Hakan Aysunu gördü vay çok güzel olmuş dedi ama dışından Ali rahmet hakana baktı hakan hala aysuna bakıyordu ali rahmette o tarafa baktı hünkar da gelmişti ilk bir şaşırdı sonra yüzü güldü . Yüzümü güldüren im gelmiş hoş gelmiş dedi kendi kendine heyecanını bastırarak yanlarına doğru gittiiler selamlaşıp hakan Aysunun yanına alirahmet hunkara yakın oturdu . Hakanla Aysun sanki ikisi varmış gibikonuşurken Ali rahmet le hünkar ilk başta sessiz kaldılar sonra hünkar Ali rahmete döndü yüzünü inceledi koluna baktı baktıkça yüzü değişiyor suratı asılıyordu.
H :Ali rahmet
A: efendim
H: geçmiş olsun daha iyimisin dedi sesi endişeli çıktı
A: daha iyim sen nasıl oldun ayağın daha iyi mi?
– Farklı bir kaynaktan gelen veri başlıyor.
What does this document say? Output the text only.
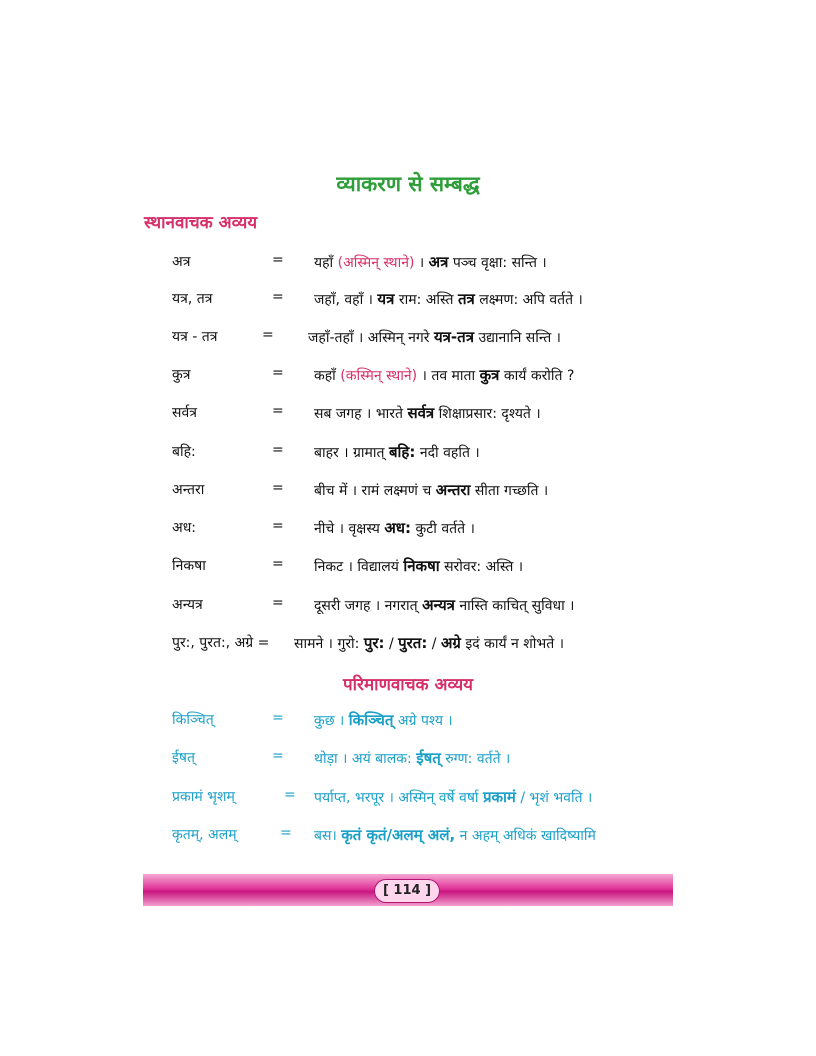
व्याकरण से सम्बद्ध
स्थानवाचक अव्यय
अत्र	= यहाँ (अस्मिन् स्थाने) । अत्र पञ्च वृक्षा: सन्ति ।
यत्र, तत्र	= जहाँ, वहाँ । यत्र राम: अस्ति तत्र लक्ष्मण: अपि वर्तते ।
यत्र - तत्र	= जहाँ-तहाँ । अस्मिन् नगरे यत्र-तत्र उद्यानानि सन्ति ।
कुत्र	= कहाँ (कस्मिन् स्थाने) । तव माता कुत्र कार्यं करोति ?
सर्वत्र	= सब जगह । भारते सर्वत्र शिक्षाप्रसार: दृश्यते ।
बहि:	= बाहर । ग्रामात् बहि: नदी वहति ।
अन्तरा	= बीच में । रामं लक्ष्मणं च अन्तरा सीता गच्छति ।
अध:	= नीचे । वृक्षस्य अध: कुटी वर्तते ।
निकषा	= निकट । विद्यालयं निकषा सरोवर: अस्ति ।
अन्यत्र	= दूसरी जगह । नगरात् अन्यत्र नास्ति काचित् सुविधा ।
पुर:, पुरत:, अग्रे = सामने । गुरो: पुर: / पुरत: / अग्रे इदं कार्यं न शोभते ।
परिमाणवाचक अव्यय
किञ्चित्	= कुछ । किञ्चित् अग्रे पश्य ।
ईषत्	= थोड़ा । अयं बालक: ईषत् रुग्ण: वर्तते ।
प्रकामं भृशम्	= पर्याप्त, भरपूर । अस्मिन् वर्षे वर्षा प्रकामं / भृशं भवति ।
कृतम्, अलम्	= बस। कृतं कृतं/अलम् अलं, न अहम् अधिकं खादिष्यामि
[ 114 ]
H: ben iyim beni düşünme dikkatli ol bundan sonra bak yüzün çok kötü olmuş elini kaldırdı ali rahmetin kaşının üzerindeki yaraya dokunacak ti Ali rahmet bu yakınlıkla heyecanlanmış sakin olmaya calışıyordu kokusu burnuna geldi gözlerini kapatıp içine çekti hünkar Ali rahmetin gözlerini kapattığını görünce elini geri çekti kaşın üzerindeki yaranın izi kalmış dedi mahcup olmuştu hunkar başını önüne eğdi yanakları kızarmıştı Ali rahmet farkedince rahatlatmak için geçer dedi önemli olan gönül yarası olmasın diyip gülümsedi hünkar gözlerini Ali rahmetin gözlerine dikmis ikiside aşık gibi bakıyordular bu kadar yakındılar birbirlerine Ali rahmet in gülünce yanağında ufak bir gamzesi vardı hünkar bunun farkına varıyordu aysunla hakan dans etmeye kalkmıştı Ali rahmet kolu sargıda olduğu için teklif edemedi zaten hünkarda kabul edemezdi biri babasına söylese çok kizabilirdi. İkiside hakanla aysuna bakıyordu çok mutlu görünüyorlardi Ali rahmet hunkara dönüp onun öyle görünce canı yandı sevdiği kız yanındaydı oda isterdiki onunla dans etsin doya doya gözlerine baksın elini tutsun ama olmuyordu işte herşeyin bir zamanı vardı Ali rahmet dalmış bunları düşünürken hünkar ona baktı oda aynı düşüncedeydi sevdiği adamın yaralarını onu severek geçirmek isterdi ....
H:Ali rahmet dedi
A: efendim dedi okadar yumuşak bir sesle dediki insanın tekrar alirahmet diyesi gelirdi
H: dalmışsın biyerinmi ağrıdı sızınmı var dedi
A: ha yok biyerim agrimiyor ilacım yanımda dedi tabi bunu hünkar anlamadı şeyi düşünüyordu m aysunla hakanı ,hakan bugün açılacak aysuna inşallah aysunda seviyordur hakanı hayal kırıklığı yaşamaz umarım dedi
H: gülümsedi yok yok uğramaz dedi başka bişey demediDans bitmiş hakanlar izin isteyip ayrıldılar hünkar Ali rahmetle kaldı bakışıp ikiside ayni anda kalkalimmi dediler sonra güldüler ve kalktılar masadan Ali Rahmet ceketini omzuna atmaya çalıştı ama beceremdi sonra koluna alacaktiki hünkar dur ben yardım edeyim sana dedi zaten borçluyum sana deyince Ali rahmet in yüzü düştü demek kendini borçlu hissediyor diye düşündü demek ondan öyle davrandı hünkar arkadan ceketi omzuna taktı öne gelip yakasını düzeltti ve eve doğru yürüdüler . Ali rahmet susuyordu eve yaklaşınca hünkar çok teşekkür ederim ali rahmet çok sağol dedi
Ali rahmet te ne demek her zaman deyip gülümsedi son kez bakışıp ayrıldılar yüzlerindeki gülümseme ile ...Aşk neydi?
Aşk tenini nefsetmek değil ,ruhunu resmetmektir.
Bedeni bedene değil kalbi kalbe hapsetmektir.